The case before the Court focuses on alleged misrepresentations about certain products that were made when the defendant was aware of the U.S. Food and Drug Administration's concerns about the products, as well as alleged misrepresentations about on-label safety of the drugs and improperly promoted off-label usage. The district court certified the class after finding that the plaintiffs had a common reliance based on the fraud-on-the-market presumption. It refused to consider the defendant's evidence rebutting the applicability of the fraud-on-the-market doctrine, holding that it was an issue for trial. The Ninth Circuit affirmed the ruling, holding that the class was certified once the plaintiff plausibly alleged that the defendant's misrepresentations were material; the plaintiff did not have to prove the materiality of the misrepresentations at the class certification stage.
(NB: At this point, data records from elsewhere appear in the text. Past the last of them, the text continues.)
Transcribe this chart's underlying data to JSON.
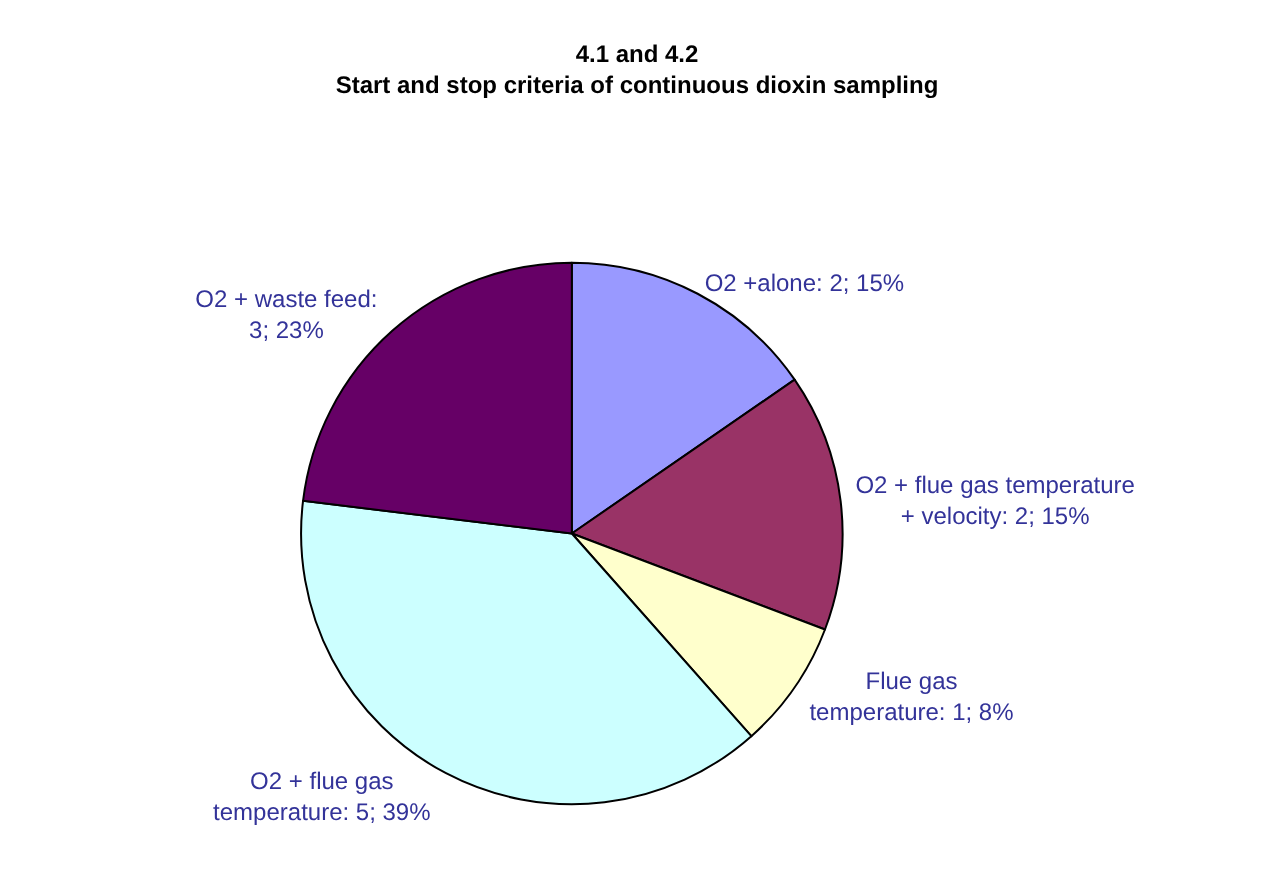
{
  "chart_data": {
    "type": "pie",
    "title": "4.1 and 4.2\nStart and stop criteria of continuous dioxin sampling",
    "categories": [
      "O2 +alone: 2; 15%",
      "O2 + flue gas temperature\n+ velocity: 2; 15%",
      "Flue gas\ntemperature: 1; 8%",
      "O2 + flue gas\ntemperature: 5; 39%",
      "O2 + waste feed:\n3; 23%"
    ],
    "values": [
      2,
      2,
      1,
      5,
      3
    ],
    "colors": [
      "#9999ff",
      "#993366",
      "#ffffcc",
      "#ccffff",
      "#660066"
    ]
  }
}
This recent challenge from the Ninth Circuit highlights a split in the circuits regarding when proof of materiality is required to invoke the fraud-on-the-market presumption. The Second and Fifth Circuits have held that proof is required at the time of class certification, while the Third, Seventh and Ninth circuits have held that it is not. The Supreme Court's decision in this case may significantly affect the standards for class certification of future securities fraud claims. Should it hold that proof of materiality is required for class certification, many plaintiffs will find it harder to obtain such certification. However, should the Court rule that it is not, defendants may find themselves subject to prolonged litigation and increased costs to defend themselves until they have the opportunity to rebut the fraud-on-the-market presumption.
The Supreme Court will hear arguments in its upcoming October 2012 term.